Exhibits and Schedules These have been discussed as they came up in the text. Exhibit A and Schedule I attached to the example PSA contain brief examples of what they might need to look like to mesh with the text. As a general caution, a couple of places where PSAs sometimes fall short is that (1) exhibits and schedules are not carefully tailored to correspond with text of the PSA, and (2) data shown on exhibits and schedules is not carefully reviewed to be sure it is complete, accurate and does not contain things that shouldn=t be there.

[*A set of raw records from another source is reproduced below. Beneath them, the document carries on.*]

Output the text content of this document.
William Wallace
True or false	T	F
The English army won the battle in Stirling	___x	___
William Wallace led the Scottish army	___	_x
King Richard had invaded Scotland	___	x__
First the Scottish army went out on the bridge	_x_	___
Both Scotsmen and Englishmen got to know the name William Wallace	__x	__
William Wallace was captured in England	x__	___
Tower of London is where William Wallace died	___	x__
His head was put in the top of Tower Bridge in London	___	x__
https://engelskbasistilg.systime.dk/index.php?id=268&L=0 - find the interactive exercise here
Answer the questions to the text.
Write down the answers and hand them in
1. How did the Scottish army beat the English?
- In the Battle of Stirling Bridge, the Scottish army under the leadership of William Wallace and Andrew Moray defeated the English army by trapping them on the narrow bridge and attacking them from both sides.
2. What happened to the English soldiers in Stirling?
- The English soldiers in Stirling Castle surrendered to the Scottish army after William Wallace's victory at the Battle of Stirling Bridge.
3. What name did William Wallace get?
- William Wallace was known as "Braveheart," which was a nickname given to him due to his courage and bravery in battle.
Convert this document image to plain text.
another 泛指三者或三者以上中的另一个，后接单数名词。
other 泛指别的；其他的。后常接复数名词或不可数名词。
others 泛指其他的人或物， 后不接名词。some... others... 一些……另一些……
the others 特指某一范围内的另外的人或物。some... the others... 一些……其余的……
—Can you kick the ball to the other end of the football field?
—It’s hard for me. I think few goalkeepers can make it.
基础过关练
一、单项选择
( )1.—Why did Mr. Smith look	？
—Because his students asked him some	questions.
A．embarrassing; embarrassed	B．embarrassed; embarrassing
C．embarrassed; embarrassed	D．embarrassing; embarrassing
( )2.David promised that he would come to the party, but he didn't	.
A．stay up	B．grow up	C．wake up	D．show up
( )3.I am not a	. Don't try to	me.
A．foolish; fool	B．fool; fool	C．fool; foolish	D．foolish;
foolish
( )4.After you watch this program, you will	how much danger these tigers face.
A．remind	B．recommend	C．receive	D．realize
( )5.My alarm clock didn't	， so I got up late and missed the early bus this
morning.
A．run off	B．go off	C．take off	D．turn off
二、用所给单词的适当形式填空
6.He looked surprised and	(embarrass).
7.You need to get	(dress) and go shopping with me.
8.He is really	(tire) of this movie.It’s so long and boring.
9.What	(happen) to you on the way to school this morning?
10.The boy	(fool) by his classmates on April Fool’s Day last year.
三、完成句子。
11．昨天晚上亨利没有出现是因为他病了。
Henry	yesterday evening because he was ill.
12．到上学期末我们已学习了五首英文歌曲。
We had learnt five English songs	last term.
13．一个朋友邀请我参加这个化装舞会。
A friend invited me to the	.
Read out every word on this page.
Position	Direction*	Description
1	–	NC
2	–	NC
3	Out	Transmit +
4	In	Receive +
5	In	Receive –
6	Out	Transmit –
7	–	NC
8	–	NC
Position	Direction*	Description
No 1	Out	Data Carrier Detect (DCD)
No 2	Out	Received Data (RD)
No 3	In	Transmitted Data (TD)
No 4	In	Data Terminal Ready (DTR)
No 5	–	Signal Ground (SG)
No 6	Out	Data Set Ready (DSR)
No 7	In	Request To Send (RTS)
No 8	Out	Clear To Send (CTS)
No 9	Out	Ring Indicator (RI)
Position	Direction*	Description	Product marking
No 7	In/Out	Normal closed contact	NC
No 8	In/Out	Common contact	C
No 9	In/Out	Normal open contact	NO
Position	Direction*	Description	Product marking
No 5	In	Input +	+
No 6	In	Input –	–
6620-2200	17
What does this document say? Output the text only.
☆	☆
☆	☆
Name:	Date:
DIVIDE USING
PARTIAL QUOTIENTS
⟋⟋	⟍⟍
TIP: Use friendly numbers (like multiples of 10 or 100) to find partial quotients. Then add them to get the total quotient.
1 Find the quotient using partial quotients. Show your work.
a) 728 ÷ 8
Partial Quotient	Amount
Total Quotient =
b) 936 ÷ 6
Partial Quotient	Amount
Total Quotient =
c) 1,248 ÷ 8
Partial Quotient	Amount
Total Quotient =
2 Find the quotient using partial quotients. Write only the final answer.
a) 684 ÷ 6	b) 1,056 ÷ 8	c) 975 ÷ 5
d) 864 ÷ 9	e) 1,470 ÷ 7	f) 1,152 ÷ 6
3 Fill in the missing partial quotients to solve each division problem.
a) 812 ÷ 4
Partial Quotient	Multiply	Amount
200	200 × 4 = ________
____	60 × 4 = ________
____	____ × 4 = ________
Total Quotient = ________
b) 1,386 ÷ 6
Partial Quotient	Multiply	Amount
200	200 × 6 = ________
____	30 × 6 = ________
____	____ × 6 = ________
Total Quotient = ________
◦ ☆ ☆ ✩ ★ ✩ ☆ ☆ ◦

Although this is somewhat more a buyer issue, disclosure schedules should be carefully reviewed as often the items disclosed are excepted from representations, and other obligations, in the PSA and may even form the basis for obligations taken on-this is certainly the case in the example PSA. In preparing an attached conveyance form (attached as Schedule II in the example PSA), the parties should verify that the description of assets conveyed corresponds with descriptions in PSA (Section 1 in example PSA). Often these paragraphs can be copied. Conclusions

Every deal is different, and every seller (and buyer too, for that matter) has different motivations, concerns and personality-and the concerns and motivations will often vary from deal to deal even with the same seller. As was stated to begin with, this presentation, and the example PSA and riders, are not intended to be create a form, nor were they intended to highlight every issue of concern to a seller. Having said that, hopefully this presentation has been thought provoking and has at least offered up some useful ideas.